The team of EPFL and SLF scientists made a discovery which represents a paradigm shift that could significantly influence their research niche. By expanding the scale for snow slab avalanche simulations from a meter to a hundred meters, they obtained a better understanding of the mechanisms underlying these events. Their discovery also illustrates the benefits that advances in computer processing power can bring to the methods used to observe complex physical phenomena. The team’s findings appear in Nature Physics.

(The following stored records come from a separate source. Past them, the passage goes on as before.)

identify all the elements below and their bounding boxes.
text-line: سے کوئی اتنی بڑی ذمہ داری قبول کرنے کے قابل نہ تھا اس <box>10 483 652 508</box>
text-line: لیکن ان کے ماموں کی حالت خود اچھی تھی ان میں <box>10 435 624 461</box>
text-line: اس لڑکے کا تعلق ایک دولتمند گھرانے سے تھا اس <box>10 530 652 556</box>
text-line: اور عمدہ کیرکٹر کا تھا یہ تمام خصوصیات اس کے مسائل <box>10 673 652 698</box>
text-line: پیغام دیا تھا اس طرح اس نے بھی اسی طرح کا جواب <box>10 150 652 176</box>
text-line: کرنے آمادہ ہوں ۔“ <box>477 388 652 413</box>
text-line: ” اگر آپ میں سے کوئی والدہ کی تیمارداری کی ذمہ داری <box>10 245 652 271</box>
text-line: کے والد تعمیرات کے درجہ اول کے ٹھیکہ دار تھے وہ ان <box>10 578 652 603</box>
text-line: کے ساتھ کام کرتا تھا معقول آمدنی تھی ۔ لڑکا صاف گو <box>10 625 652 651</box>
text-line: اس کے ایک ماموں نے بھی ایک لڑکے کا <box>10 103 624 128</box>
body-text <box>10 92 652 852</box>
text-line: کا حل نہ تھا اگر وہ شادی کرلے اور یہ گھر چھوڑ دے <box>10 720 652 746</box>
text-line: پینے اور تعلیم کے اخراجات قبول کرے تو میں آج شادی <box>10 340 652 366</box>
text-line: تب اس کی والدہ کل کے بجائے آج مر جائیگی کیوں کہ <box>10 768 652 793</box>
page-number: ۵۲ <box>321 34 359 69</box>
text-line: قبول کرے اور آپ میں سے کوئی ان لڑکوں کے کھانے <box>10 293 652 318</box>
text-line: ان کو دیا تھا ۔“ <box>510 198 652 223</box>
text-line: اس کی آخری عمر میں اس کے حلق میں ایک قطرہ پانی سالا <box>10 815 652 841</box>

Their work builds on a 2018 study by EPFL professor Johan Gaume and scientists at the University of California in Los Angeles. That initial study, published in Nature Communications, describes a 3D simulation method that the researchers developed to model snow slab avalanches with unrivaled precision. Today Gaume is the head of EPFL’s Snow and Avalanche Simulation Laboratory (SLAB), within EPFL’s School of Architecture, Civil and Environmental Engineering (ENAC), and is affiliated with the SLF Institute; he and his PhD student Bertil Trottet took the study further by applying it at a larger scale – and made a surprising discovery. They found that the manner in which cracks propagate changes during the release process of the slab avalanche. For instance, they observed crack propagation speeds exceeding 100 meters per second, which is well beyond the speeds of around 30 meters per second typically measured in experiments. At first the two scientists thought they’d made a mistake.
Supershear crack propagation
Snow slab avalanches are characterized by a sharp and broad fracture line that occurs at the top of the released snow mass. Such an avalanche forms when a dense layer of snow (the slab) sits on top of a weak snow layer with little cohesion. When an avalanche is triggered, for instance by a skier, the weak layer collapses and the slab loses its underlying support structure. The subsequent slab bending is one of the main drivers of crack propagation. At least that was the mechanism suggested by experiments and numerical models until now, based on tested and simulated slabs measuring less than two meters long.
But by modeling slabs measuring around 100 meters, the EPFL and SLF scientists found that once crack propagation extends beyond around three to five meters, slab tension becomes the only driver of the release process, causing the weak layer to fail under shear. This phenomenon is similar to the so-called “supershear” rupture mechanism observed in the rare high-magnitude earthquakes that have been reported so far. “We felt we were on to something important, but we needed experimental data to confirm it,” says Gaume.
Then a series of coincidences gave Trottet and Gaume an opportunity to confirm their discovery. First, Gaume attended a conference presentation in which Ron Simenhois from the Colorado Avalanche Information Center described a high-tech video analysis method he’s working on. At around the same time, Mathieu Schaer – a former EPFL environmental engineering student who’s now a professional snowboarder and an engineer at MétéoSuisse – sent Gaume a video showing how he barely escaped a large snow slab avalanche (see video).
“The avalanche occurred in Col du Cou in the Swiss Alps,” says Gaume. “We had snow data on the event, and Schaer’s video was of excellent quality because he was filming for a snowboarding movie [see press kit]. By analyzing the video and examining the various parameters, we were able to confirm the results of our model for the first time.” In total, four real-world avalanches allowed the scientists to confirm a transition from an “anticrack” propagation mode to the “supershear” mode reported during some large earthquakes. Based on these findings, the SLF Institute is now developing larger-scale experimental facilities in Davos in order to gain further insights into the release process of snow slab avalanches.
Towards improved hazard assessment
Their work will help snow researchers come up with new assumptions that can simplify computer models of avalanches and shorten the required computing time considerably – from several days to just a few minutes. The enhanced models could be used to determine the size of avalanches, for example, which is crucial information for effective risk prediction and management.